Our findings have important implications for the design and analysis of environmental epidemiologic studies. Development of models for exposure prediction and health effect estimation should be considered simultaneously, in contrast with the current practice of first selecting an exposure model to optimize prediction accuracy and then using the resulting predictions for health effect estimation. Recent papers that address measurement error in air pollution cohort studies represent progress in this direction.^{11, 12, 14, 17} Our results do not necessarily suggest employing a joint statistical estimation model for the exposure and health parameters in which the health data would influence estimation of the exposure model parameters. The issue we have highlighted relates more directly to model selection than to parameter estimation.

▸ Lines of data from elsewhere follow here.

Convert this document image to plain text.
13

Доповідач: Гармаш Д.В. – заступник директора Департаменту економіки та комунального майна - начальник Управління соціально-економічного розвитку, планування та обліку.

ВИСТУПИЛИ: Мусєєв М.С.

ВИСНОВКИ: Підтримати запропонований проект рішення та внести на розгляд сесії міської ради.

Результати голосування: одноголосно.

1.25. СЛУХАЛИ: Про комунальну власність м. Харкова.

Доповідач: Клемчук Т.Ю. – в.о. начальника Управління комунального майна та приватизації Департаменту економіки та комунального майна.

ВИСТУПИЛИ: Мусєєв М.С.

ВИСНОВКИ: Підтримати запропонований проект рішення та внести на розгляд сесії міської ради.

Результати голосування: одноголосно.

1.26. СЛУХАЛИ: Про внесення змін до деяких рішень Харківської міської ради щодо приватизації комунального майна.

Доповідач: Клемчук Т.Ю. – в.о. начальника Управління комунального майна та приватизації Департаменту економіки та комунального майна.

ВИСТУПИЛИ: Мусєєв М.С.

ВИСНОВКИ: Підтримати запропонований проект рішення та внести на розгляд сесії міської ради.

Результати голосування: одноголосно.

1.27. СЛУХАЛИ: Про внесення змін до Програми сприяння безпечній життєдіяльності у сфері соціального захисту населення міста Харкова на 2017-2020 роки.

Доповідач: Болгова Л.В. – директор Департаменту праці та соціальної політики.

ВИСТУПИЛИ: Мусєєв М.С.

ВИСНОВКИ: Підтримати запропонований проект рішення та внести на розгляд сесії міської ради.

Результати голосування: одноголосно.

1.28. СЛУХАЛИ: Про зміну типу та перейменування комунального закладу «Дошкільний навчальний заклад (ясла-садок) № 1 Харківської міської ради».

There is extensive literature on penalization and other methods for optimizing accuracy of prediction models,¹³ but these techniques are not directly applicable because better prediction accuracy may induce less precise health effect estimation. New statistical methodology is needed to select exposure models to optimize efficiency of health effects inference, perhaps involving alternative forms of penalization that account for the structure in both the monitoring and health outcome data. It is also worth exploring asymptotic methods to estimate the bias and variance of β̂_X in order to select optimal geographic covariates, particularly when there is a relatively large number of monitoring locations compared with the geographic covariates.

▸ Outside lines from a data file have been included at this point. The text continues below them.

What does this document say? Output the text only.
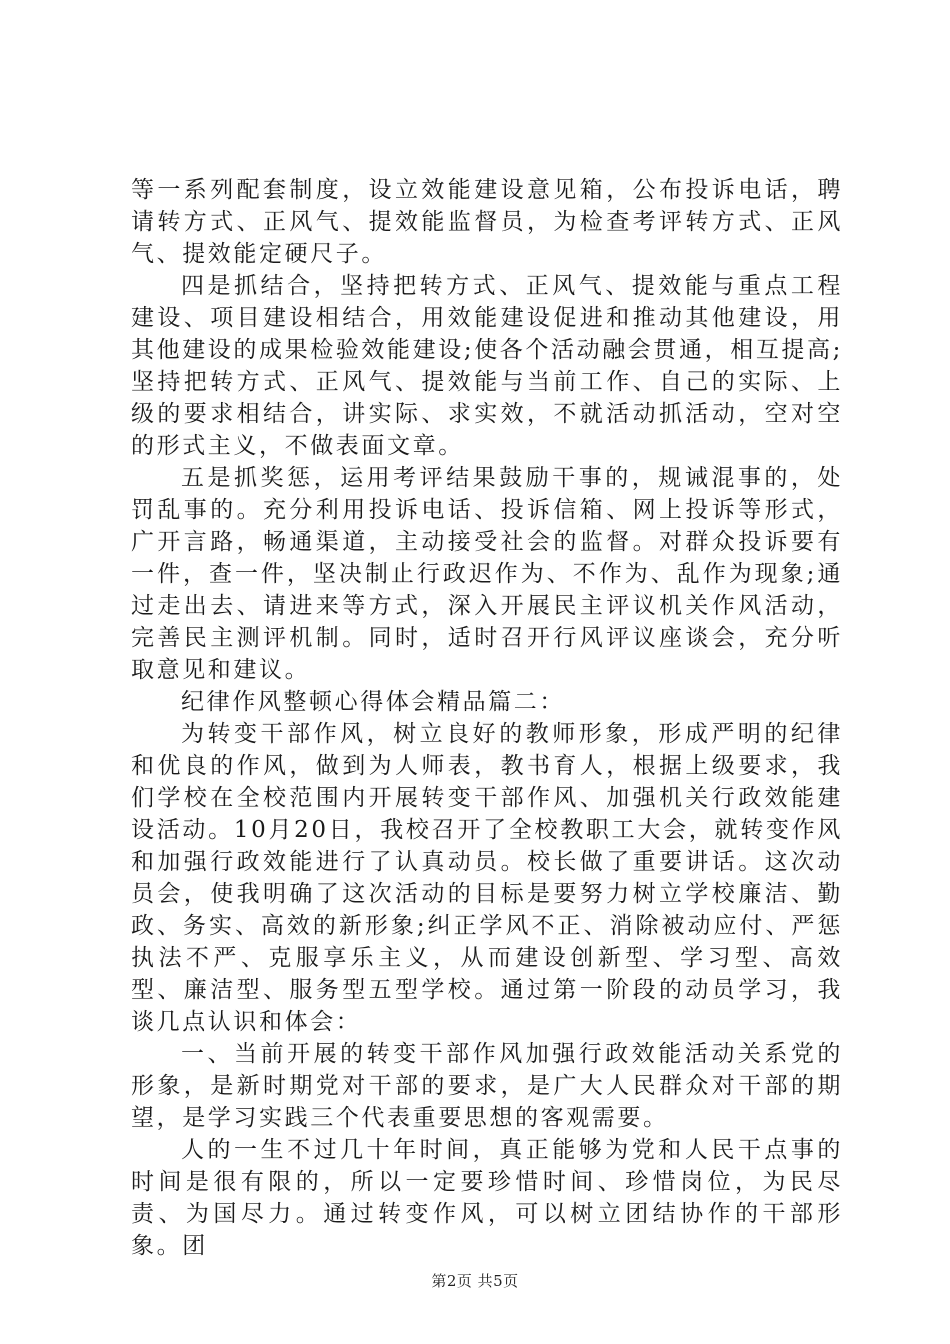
等一系列配套制度，设立效能建设意见箱，公布投诉电话，聘请转方式、正风气、提效能监督员，为检查考评转方式、正风气、提效能定硬尺子。

四是抓结合，坚持把转方式、正风气、提效能与重点工程建设、项目建设相结合，用效能建设促进和推动其他建设，用其他建设的成果检验效能建设;使各个活动融会贯通，相互提高;坚持把转方式、正风气、提效能与当前工作、自己的实际、上级的要求相结合，讲实际、求实效，不就活动抓活动，空对空的形式主义，不做表面文章。

五是抓奖惩，运用考评结果鼓励干事的，规诫混事的，处罚乱事的。充分利用投诉电话、投诉信箱、网上投诉等形式，广开言路，畅通渠道，主动接受社会的监督。对群众投诉要有一件，查一件，坚决制止行政迟作为、不作为、乱作为现象;通过走出去、请进来等方式，深入开展民主评议机关作风活动，完善民主测评机制。同时，适时召开行风评议座谈会，充分听取意见和建议。

纪律作风整顿心得体会精品篇二：

为转变干部作风，树立良好的教师形象，形成严明的纪律和优良的作风，做到为人师表，教书育人，根据上级要求，我们学校在全校范围内开展转变干部作风、加强机关行政效能建设活动。10月20日，我校召开了全校教职工大会，就转变作风和加强行政效能进行了认真动员。校长做了重要讲话。这次动员会，使我明确了这次活动的目标是要努力树立学校廉洁、勤政、务实、高效的新形象;纠正学风不正、消除被动应付、严惩执法不严、克服享乐主义，从而建设创新型、学习型、高效型、廉洁型、服务型五型学校。通过第一阶段的动员学习，我谈几点认识和体会：

一、当前开展的转变干部作风加强行政效能活动关系党的形象，是新时期党对干部的要求，是广大人民群众对干部的期望，是学习实践三个代表重要思想的客观需要。

人的一生不过几十年时间，真正能够为党和人民干点事的时间是很有限的，所以一定要珍惜时间、珍惜岗位，为民尽责、为国尽力。通过转变作风，可以树立团结协作的干部形象。团

第2页 共5页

The relative benefits of various air-pollution exposure models depend on the variability of geographic covariates in the subject population and monitor locations, and on the size of the cohort. It is evident that study design can be improved by accounting for statistical issues at the intersection of exposure prediction and health effect estimation. All else being equal, it is preferable to design an exposure monitoring campaign to maximize the variability of pertinent geographic covariates across monitor locations. An asset allocation-algorithm may be useful for optimizing the monitoring design to predict exposures in an epidemiology study with known subjects’ locations.¹⁸

We have considered only the relatively simple setting of a linear disease model with an exposure model that is land-use regression with independent geographic covariates. Even in this case we have shown that more accurate exposure prediction does not necessarily lead to improved health effect estimation. We expect that similar phenomena can occur in other settings, but further research is needed to identify general conditions and assess the implications of more complex situations.